Go riding all the time, even in the snow, especially
in the snow. It is safer to ride in the middle of the road
where the snow is run down. My brother hooks a trailer

over, with a girl and a boy inside, one yellow flag shaking
out the wind. People stop to watch them: that white
man has Chinese children. A slow girl is bringing

up the rear. It is acceptable to make a scene because
my brother is so handsome. When the children push
their faces to the netting they wear the dark
visors of swordfighters. Their father brings them

through the welter of Brixton to the market
where living crabs are heaped on ice, stirring a little
creaking a little, still moving on a shore of trotters
and halved faces: strange hands, folded in the ice.

*

A fox of straw is crouched on the south bank.
It is the size of a hot air balloon and as quiet
as one. Its body has blackened with smog and scurf
and now pigeons barnacle the fox’s back, its ears

and bale head. Only the eyes of downturned wood
are let alone. When riding over Waterloo Bridge it comes
at me like a headwind: the fog in the river, the sun
in the fog, the fox in the sun. The far below river.
page 23 Halfway over my breath doubles back to break me apart
and I am forced to rise on handlebars to meet it
as something rising dumbly to its hind legs.

Find Vulpes vulpes crouched beneath a parked car.
Knelt in the wet leaves, so like a dog it could be
carried home and wrapped in bandages. When we go by
its dog-eyes follow from the undercarriage.

*

My new workmates find out that I cannot
speak Arabic. A visiting professor tells me I am swarthy
like a Persian; I must understand his surprise.

On the day that Bin Laden is thrown into the sea
I am looking for a depiction of the great poet Rumi.
My workmates seem afraid to go home, to go out

in the street. The students lower their eyes
in the kitchenette. And so on and so forth, my boss says
and so on and so forth. Let us have the story of Layla

and her mad lover Majnun, whose family left food
for him after he went out into the desert.
He has rushed into my cubicle, his forehead peeling.
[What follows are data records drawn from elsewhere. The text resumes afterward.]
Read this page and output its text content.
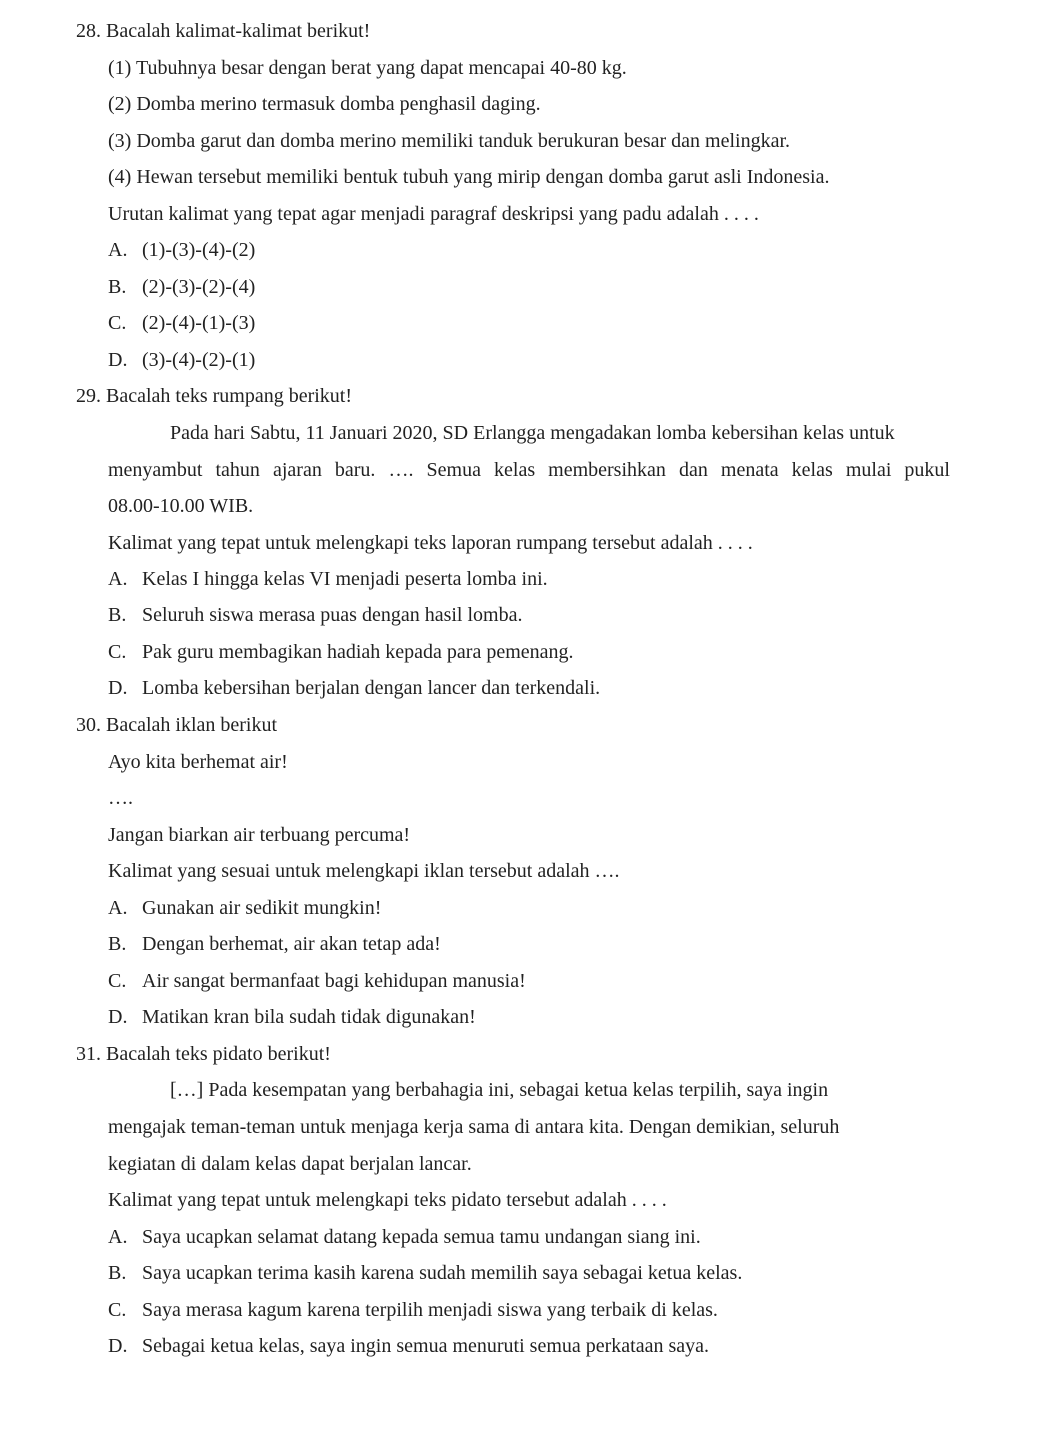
28. Bacalah kalimat-kalimat berikut!
(1) Tubuhnya besar dengan berat yang dapat mencapai 40-80 kg.
(2) Domba merino termasuk domba penghasil daging.
(3) Domba garut dan domba merino memiliki tanduk berukuran besar dan melingkar.
(4) Hewan tersebut memiliki bentuk tubuh yang mirip dengan domba garut asli Indonesia.
Urutan kalimat yang tepat agar menjadi paragraf deskripsi yang padu adalah . . . .
A. (1)-(3)-(4)-(2)
B. (2)-(3)-(2)-(4)
C. (2)-(4)-(1)-(3)
D. (3)-(4)-(2)-(1)
29. Bacalah teks rumpang berikut!
Pada hari Sabtu, 11 Januari 2020, SD Erlangga mengadakan lomba kebersihan kelas untuk
menyambut tahun ajaran baru. …. Semua kelas membersihkan dan menata kelas mulai pukul
08.00-10.00 WIB.
Kalimat yang tepat untuk melengkapi teks laporan rumpang tersebut adalah . . . .
A. Kelas I hingga kelas VI menjadi peserta lomba ini.
B. Seluruh siswa merasa puas dengan hasil lomba.
C. Pak guru membagikan hadiah kepada para pemenang.
D. Lomba kebersihan berjalan dengan lancer dan terkendali.
30. Bacalah iklan berikut
Ayo kita berhemat air!
….
Jangan biarkan air terbuang percuma!
Kalimat yang sesuai untuk melengkapi iklan tersebut adalah ….
A. Gunakan air sedikit mungkin!
B. Dengan berhemat, air akan tetap ada!
C. Air sangat bermanfaat bagi kehidupan manusia!
D. Matikan kran bila sudah tidak digunakan!
31. Bacalah teks pidato berikut!
[…] Pada kesempatan yang berbahagia ini, sebagai ketua kelas terpilih, saya ingin
mengajak teman-teman untuk menjaga kerja sama di antara kita. Dengan demikian, seluruh
kegiatan di dalam kelas dapat berjalan lancar.
Kalimat yang tepat untuk melengkapi teks pidato tersebut adalah . . . .
A. Saya ucapkan selamat datang kepada semua tamu undangan siang ini.
B. Saya ucapkan terima kasih karena sudah memilih saya sebagai ketua kelas.
C. Saya merasa kagum karena terpilih menjadi siswa yang terbaik di kelas.
D. Sebagai ketua kelas, saya ingin semua menuruti semua perkataan saya.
Yes, let us have the illumination of the lovers fainting
at their meeting. Blacked out in the grass at the base
of the tree, with the animals watching over them.

*
page 24 Every 3 o’clock I’m cut cleanly from a husk
of sleep. The cut is fast; there’s never a pain.
My head is helmeted in silence, as if it never
knew silence. Out in the yard snow is skinning

the trees. When the upstairs neighbours throw
each other like chairs about the room, police cars come
on drifts of snow. My nephew cries that a creature
is on him. I am a fold-out aunt; I make space

on the couch. Voices falter down on us, but tomorrow
we will have a photo by the broken wall on Endymion
Road. All night the computer mouse gleams
on the half-lit dining table. My nephew informs me

that it is a dolphin; that it was woken
but now is sleeping. Sleep makes my nephew’s body
smooth and whole, ready to skim across linoleum
or be skipped across a body of water.